A sentiment analysis model using Bidirectional LSTM, Attention Mechanism and pre-trained GloVe embeddings, implemented with Keras.
This project implements a Sentiment Analysis model using a Bidirectional Long Short-Term Memory (LSTM) network with an Attention Mechanism. The model is trained on the IMDB movie reviews dataset and utilizes pre-trained GloVe embeddings to enhance word understanding.
This project applies deep learning techniques to classify movie reviews based on their sentiment—positive or negative. The model is trained using the IMDB Movie Reviews dataset, which contains 50,000 labeled reviews. Key components include:
- Bidirectional LSTM for learning sequential information from both directions of the text.
- Attention Mechanism to focus on important parts of the review.
- Pre-trained GloVe Embeddings for rich semantic representation of words.
The model consists of:
- Embedding Layer: Uses GloVe embeddings for word representations.
- Bidirectional LSTM: Captures long-term dependencies from both directions in the text.
- Attention Layer: Focuses on key parts of the input sequence to enhance performance.
- Dense Layers: Fully connected layers to process the output of the LSTM and Attention layers.
- Output Layer: Uses sigmoid activation for binary classification (positive or negative sentiment).
We use the IMDB Movie Reviews Dataset, which consists of 50,000 movie reviews labeled as either positive or negative. The dataset is balanced with 25,000 positive and 25,000 negative reviews.
To run this project locally, follow the steps below:
- Clone the Repository:
git clone https://github.com/rahul-vinay/SentimentLens.git cd SentimentLens
- Install the dependencies
pip install -r requirements.txt
- Download GloVe Embeddings:
wget http://nlp.stanford.edu/data/glove.6B.zip unzip glove.6B.zip
- Run the Notebook:
- You can open the .ipynb file (e.g., SentimentLens.ipynb) in Jupyter Notebook or Google Colab.
- Follow the cells in the notebook to preprocess the data, train the model, and evaluate performance.

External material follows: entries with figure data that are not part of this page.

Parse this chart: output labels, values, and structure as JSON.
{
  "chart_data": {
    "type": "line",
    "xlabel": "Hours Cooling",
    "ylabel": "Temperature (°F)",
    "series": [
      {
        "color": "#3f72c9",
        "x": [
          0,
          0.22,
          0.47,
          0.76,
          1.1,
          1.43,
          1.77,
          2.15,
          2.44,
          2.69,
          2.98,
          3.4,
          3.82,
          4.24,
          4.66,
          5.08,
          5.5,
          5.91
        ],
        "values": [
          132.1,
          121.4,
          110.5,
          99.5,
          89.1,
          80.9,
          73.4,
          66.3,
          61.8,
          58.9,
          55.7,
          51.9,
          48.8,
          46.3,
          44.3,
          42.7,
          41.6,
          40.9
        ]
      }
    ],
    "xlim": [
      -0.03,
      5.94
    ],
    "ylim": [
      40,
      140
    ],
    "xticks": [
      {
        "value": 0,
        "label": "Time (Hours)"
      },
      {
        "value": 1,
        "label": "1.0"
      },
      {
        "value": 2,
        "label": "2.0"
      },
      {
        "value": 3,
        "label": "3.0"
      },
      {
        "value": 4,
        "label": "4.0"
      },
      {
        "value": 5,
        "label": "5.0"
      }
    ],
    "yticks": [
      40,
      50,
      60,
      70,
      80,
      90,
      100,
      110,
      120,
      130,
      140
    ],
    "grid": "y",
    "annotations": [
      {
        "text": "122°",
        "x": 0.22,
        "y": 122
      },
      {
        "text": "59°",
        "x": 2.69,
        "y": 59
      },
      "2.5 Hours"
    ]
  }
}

- Save and Load the Model:
- After training, save the model:
best_model.save('best_sentiment_model.keras')
- To load the model later:
from keras.models import load_model model = load_model('best_sentiment_model.keras')
The model achieved the following results on the test set:
-
Test Accuracy: ~87.94%
-
Confusion Matrix: Illustrates the classification performance.
-
Classification Report: Shows precision, recall and F1 score for each class.
Some example outputs:
review2 = "This movie is terrible. I hate it."
sentiment2 = sentiment_prediction(review2)
print(f"Review: {review2}\nSentiment: {sentiment2}")
review3 = "I would watch this movie again."
sentiment3 = sentiment_prediction(review3)
print(f"Review: {review3}\nSentiment: {sentiment3}")
-
Explore Transformer Models: Implement BERT or GPT models to improve sentiment classification.
-
Data Augmentation- Experiment with data augmentation techniques to enrich the training data.